Corpo do artigo
Jorge Mário Bergoglio, também conhecido por Papa Francisco, entrou-nos casa dentro pela primeira vez no início do ano. E por lá aparece amiúde, trazido pelas notícias, como uma estrela luminosa em movimento sobre os telhados da nossa negra noite de depressão coletiva. Ninguém esperava uma figura no Vaticano com uma tão radical sublevação formal. Uma figura de "grande público" ao nível de um Obama ou de um Dalai Lama, mas com um "conteúdo" coerente e uma espontaneidade nunca vista por aqueles lados. Um homem com uma vida de trabalho, despojamento e dedicação aos outros que o faz amar sem táticas, varrer o Banco do Vaticano sem hesitações ou finalmente pedir uma desculpa dolorosa pela pedofilia e por tantos outros maus serviços no meio de muitos igualmente bons. Entretanto, o Vaticano deixou de ser um "castelo de marfim". Roma voltou ao mapa do Mundo.
O que se torna irresistível em Jorge Mário é aquela afetividade sincera que permite até a um ateu aceitá-lo. Porque ele toca nas pessoas através das palavras. E mesmo fisicamente, perante as multidões, percebe-se que estende a mão para tocar e não para ser tocado, como se quisesse chegar a todos, incessantemente. Começam a sobrar os exemplos, aliás, dos momentos inesperados em que lhe pedem um abraço, um beijo numa criança, e ele vai sempre - estejam limpos ou sujos, seja perigoso ou não. É simbólico aquele episódio, há meses, em que alguém caiu num palco perto de si e Mário acorreu de imediato para ajudar - ele não se vê como um "chefe de Estado" que espera por um assessor para compor a situação. Vai ele mesmo, sem protocolo que o trave.

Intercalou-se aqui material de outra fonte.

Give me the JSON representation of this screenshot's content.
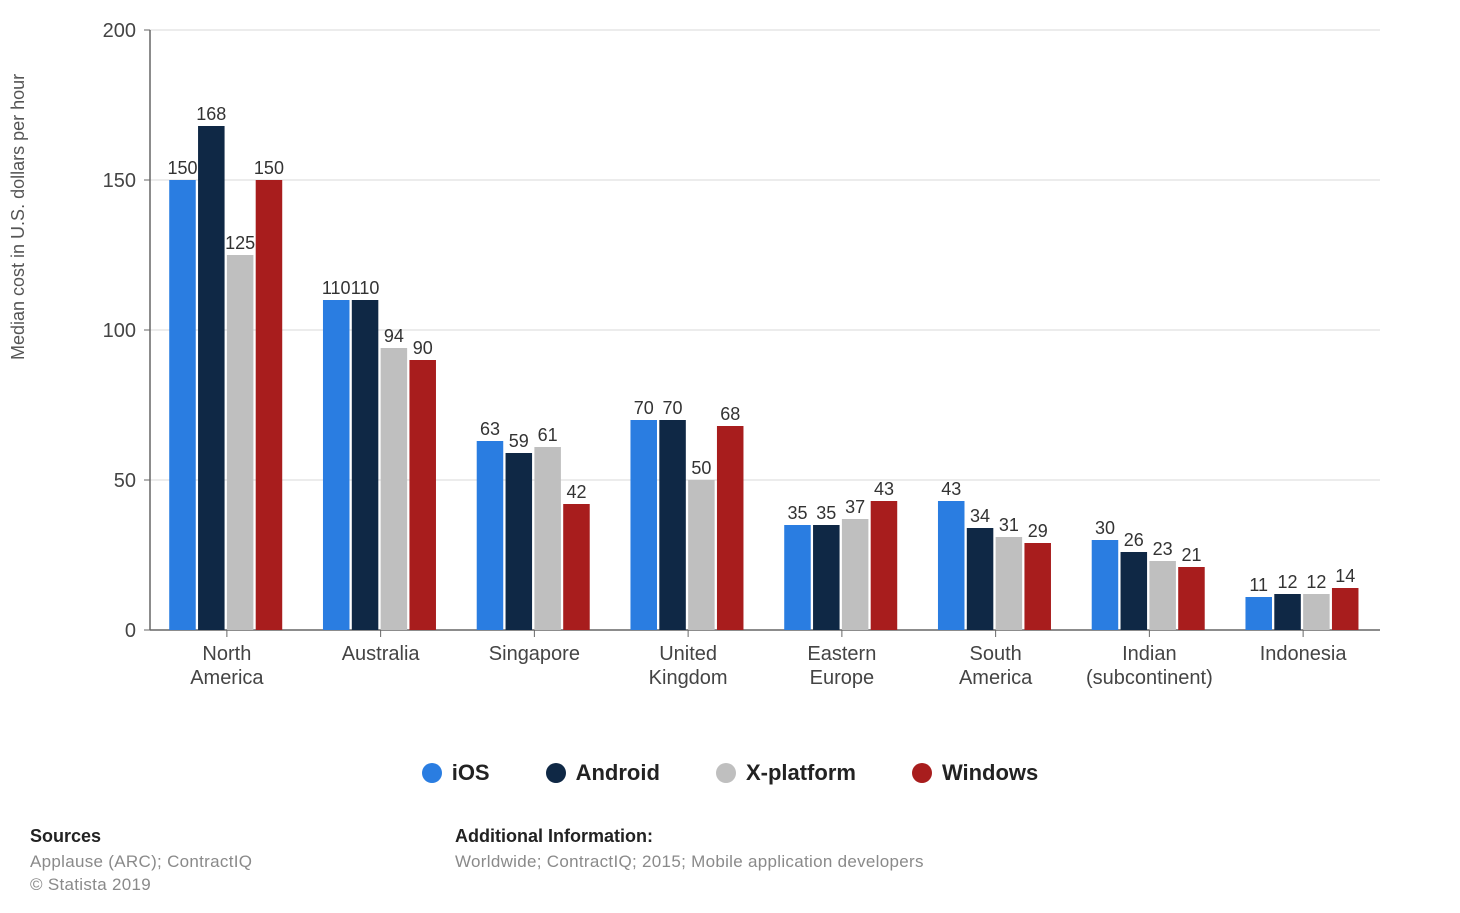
{
  "chart": {
    "type": "bar",
    "ylabel": "Median cost in U.S. dollars per hour",
    "ylim": [
      0,
      200
    ],
    "ytick_step": 50,
    "yticks": [
      0,
      50,
      100,
      150,
      200
    ],
    "background_color": "#ffffff",
    "grid_color": "#d9d9d9",
    "axis_color": "#666666",
    "label_fontsize": 18,
    "tick_fontsize": 20,
    "value_fontsize": 18,
    "bar_cluster_gap": 0.25,
    "bar_width": 0.18,
    "categories": [
      "North America",
      "Australia",
      "Singapore",
      "United Kingdom",
      "Eastern Europe",
      "South America",
      "Indian (subcontinent)",
      "Indonesia"
    ],
    "series": [
      {
        "name": "iOS",
        "color": "#2a7de1",
        "values": [
          150,
          110,
          63,
          70,
          35,
          43,
          30,
          11
        ]
      },
      {
        "name": "Android",
        "color": "#0f2845",
        "values": [
          168,
          110,
          59,
          70,
          35,
          34,
          26,
          12
        ]
      },
      {
        "name": "X-platform",
        "color": "#bfbfbf",
        "values": [
          125,
          94,
          61,
          50,
          37,
          31,
          23,
          12
        ]
      },
      {
        "name": "Windows",
        "color": "#a81d1d",
        "values": [
          150,
          90,
          42,
          68,
          43,
          29,
          21,
          14
        ]
      }
    ]
  },
  "legend": {
    "items": [
      {
        "label": "iOS",
        "color": "#2a7de1"
      },
      {
        "label": "Android",
        "color": "#0f2845"
      },
      {
        "label": "X-platform",
        "color": "#bfbfbf"
      },
      {
        "label": "Windows",
        "color": "#a81d1d"
      }
    ]
  },
  "footer": {
    "sources_heading": "Sources",
    "sources_line": "Applause (ARC); ContractIQ",
    "copyright": "© Statista 2019",
    "addl_heading": "Additional Information:",
    "addl_line": "Worldwide; ContractIQ; 2015; Mobile application developers"
  }
}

Francisco não está a milhões de quilómetros da vida comum e parece, aliás, de outra galáxia, face à Igreja Católica de discurso vazio e monocórdico que conhecemos. Pelo contrário: hoje, temos o Mário Jorge, de Buenos Aires, temporariamente em Roma, temporariamente no lugar máximo da Igreja, e que faz deste privilégio um dom, um poder para chegar aos outros. Daí que responda a cartas, telefone a pessoas, apareça pela calada da noite a matar a fome aos que dormem nas ruas e, sobretudo, que tenha decidido alojar-se numa casa simples de missionários onde os outros estão perto dele - para não se enredar na tenebrosa solidão dos palácios adornados de luxo por fora e de solidão por dentro.
Francisco não vai conseguir resolver todos os grandes problemas da Igreja. Provavelmente, alguns já não estão ao alcance dos anos que lhe restam. Está a conseguir evitar a exclusão dos divorciados e dos homossexuais, talvez dê passos na possibilidade de o celibato não ser condição para acesso ao sacerdócio, mas, infelizmente, não vai conseguir chegar ao ponto alto desta pirâmide dogmática, transversal a quase todas as religiões dominantes, que é a não ordenação das mulheres. Ainda não vai ser este Papa a ficar na história como o "Mandela" da Igreja em relação à segregação sexista.
Ainda assim, Bergoglio é um "tempo novo". À revista jesuíta "Brotéria", há uns meses, deu uma resposta inesquecível sobre quem são as pessoas que levam às costas o peso do mundo, aqueles que ele classifica como "os novos santos". A resposta: "Vejo a santidade no povo de Deus paciente: uma mulher que cria os filhos, um homem que trabalha para levar o pão para casa, os doentes, os sacerdotes idosos com tantas feridas mas com um sorriso por terem servido o Senhor, as irmãs que trabalham tanto e que vivem uma santidade escondida. Esta é, para mim, a santidade comum. Associo frequentemente a santidade à paciência: não só a santidade como 'hypomoné', o encarregar-se dos acontecimentos e circunstâncias da vida, mas também como constância no seguir em frente dia após dia. (...) Esta é também a santidade dos meus pais: do meu pai, da minha mãe, da minha avó Rosa, que me fez tanto bem".
Esta é a melhor definição do que é hoje um trabalhador (ou desempregado), de um pai ou de uma mãe que não desiste de lutar nem de viver. Estas pessoas, mais do que julgadas pelas questões morais de qualquer igreja ou qualquer deus, ganham o Céu assim: pelo pão e pela camisa lavada. O Evangelho é isto.